BYD’s e6, a pure electric car model, will start to join the fleet of Greentomatocars, London’s second-largest minicab service company, from the second quarter of next year under a memorandum of understanding signed by the two companies yesterday.
BYD and cab company Green Tomato Cars Ltd. announced this week they will start trial use of 50 of BYD’s e6 sedans in late 2013.
They said it will be the British capital’s first all-electric fleet. BYD, one of whose investors is Warren Buffett’s Berkshire Hathaway Corp., is seen by industry analysts as China’s most advanced competitor in the infant electric vehicle industry.

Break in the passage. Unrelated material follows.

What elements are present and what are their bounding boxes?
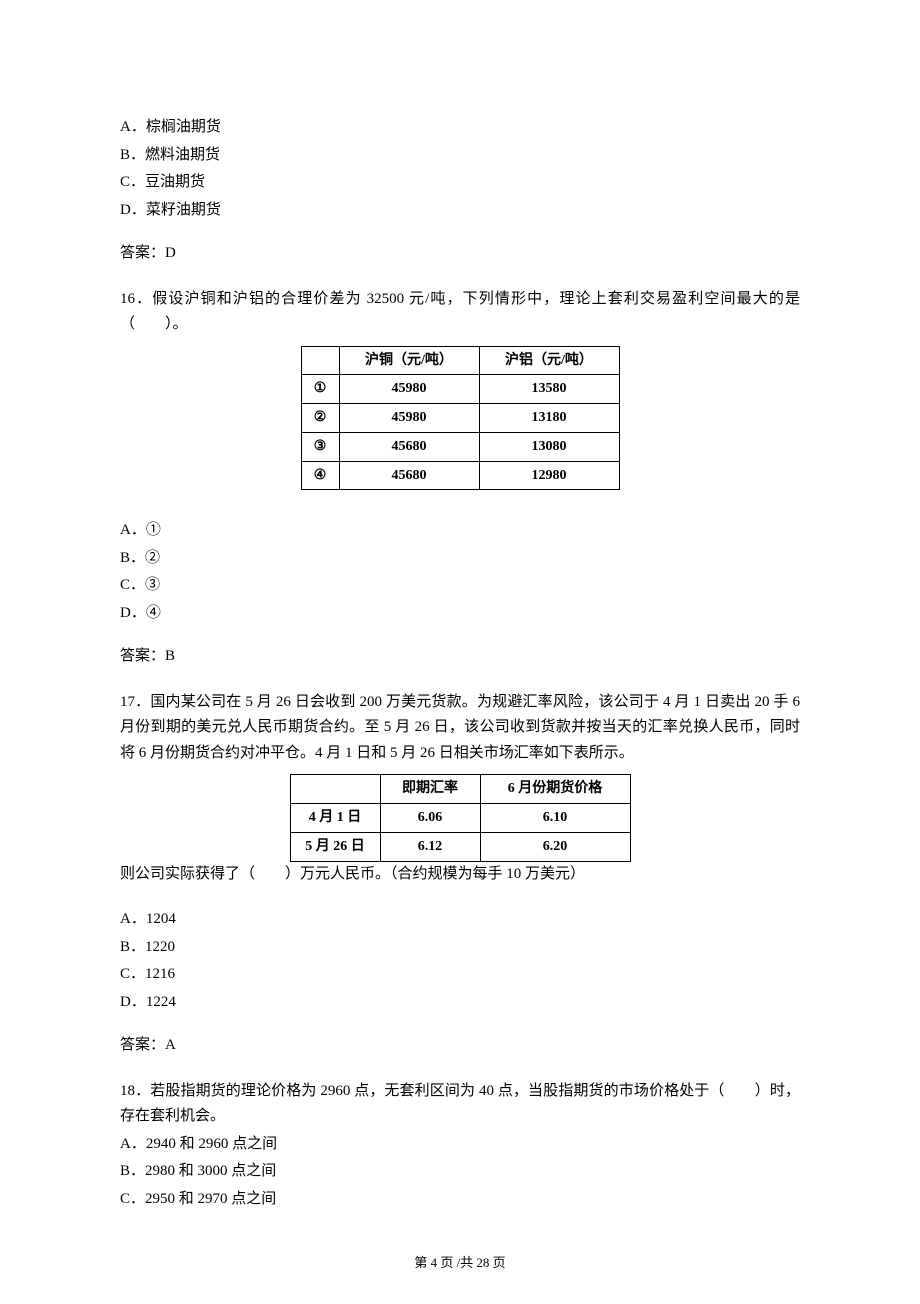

The company has supplied 300 electric taxis and 200 electric buses used in the southern city of Shenzhen. It says the e6 can travel 300 kilometers (180 miles) on one charge.
BYD said it was supported in the London taxi venture by London & Partners, an agency set up by Mayor Boris Johnson to promote the city.
A Green Tomato Cars statement cited Johnson as saying promoting electric vehicles would help London achieve a government goal of making its taxis and minicabs zero-emissions by 2020.
China’s government has promoted development of electric and hybrid auto technology with grants and other support to its auto industry but sales have been disappointing.
China’s electric vehicle sales are falling behind the United States and Japan, according to McKinsey & Co.
The consulting firm reported this week that sales of all-electric autos in China fell 31 percent in the second quarter to just 235 vehicles, compared with a 28 percent increase in the United States to 7,931 units.
That is well below the Chinese government’s 2009 target of annual sales of 500,000 electric and hybrid vehicles by 2015, just three years from now. McKinsey said China might be more successful if it de-emphasized all-electric vehicles and focused on developing hybrids that also have small internal combustion engines.
That could help to reduce “range anxiety”—fears a car might run out of power, leaving the driver stranded. The Chinese government has given signs it might be making such a change.
A Cabinet statement earlier this year on auto policy affirmed support for electric vehicles but also broadened the industry’s goals by calling for development of non-plug-in hybrids and more efficient gasoline engines.
BYD said in August its first-half profit plunged 94 percent to 16 million yuan ($2.5 million) due to China’s economic slowdown and tougher competition in the world’s biggest auto market.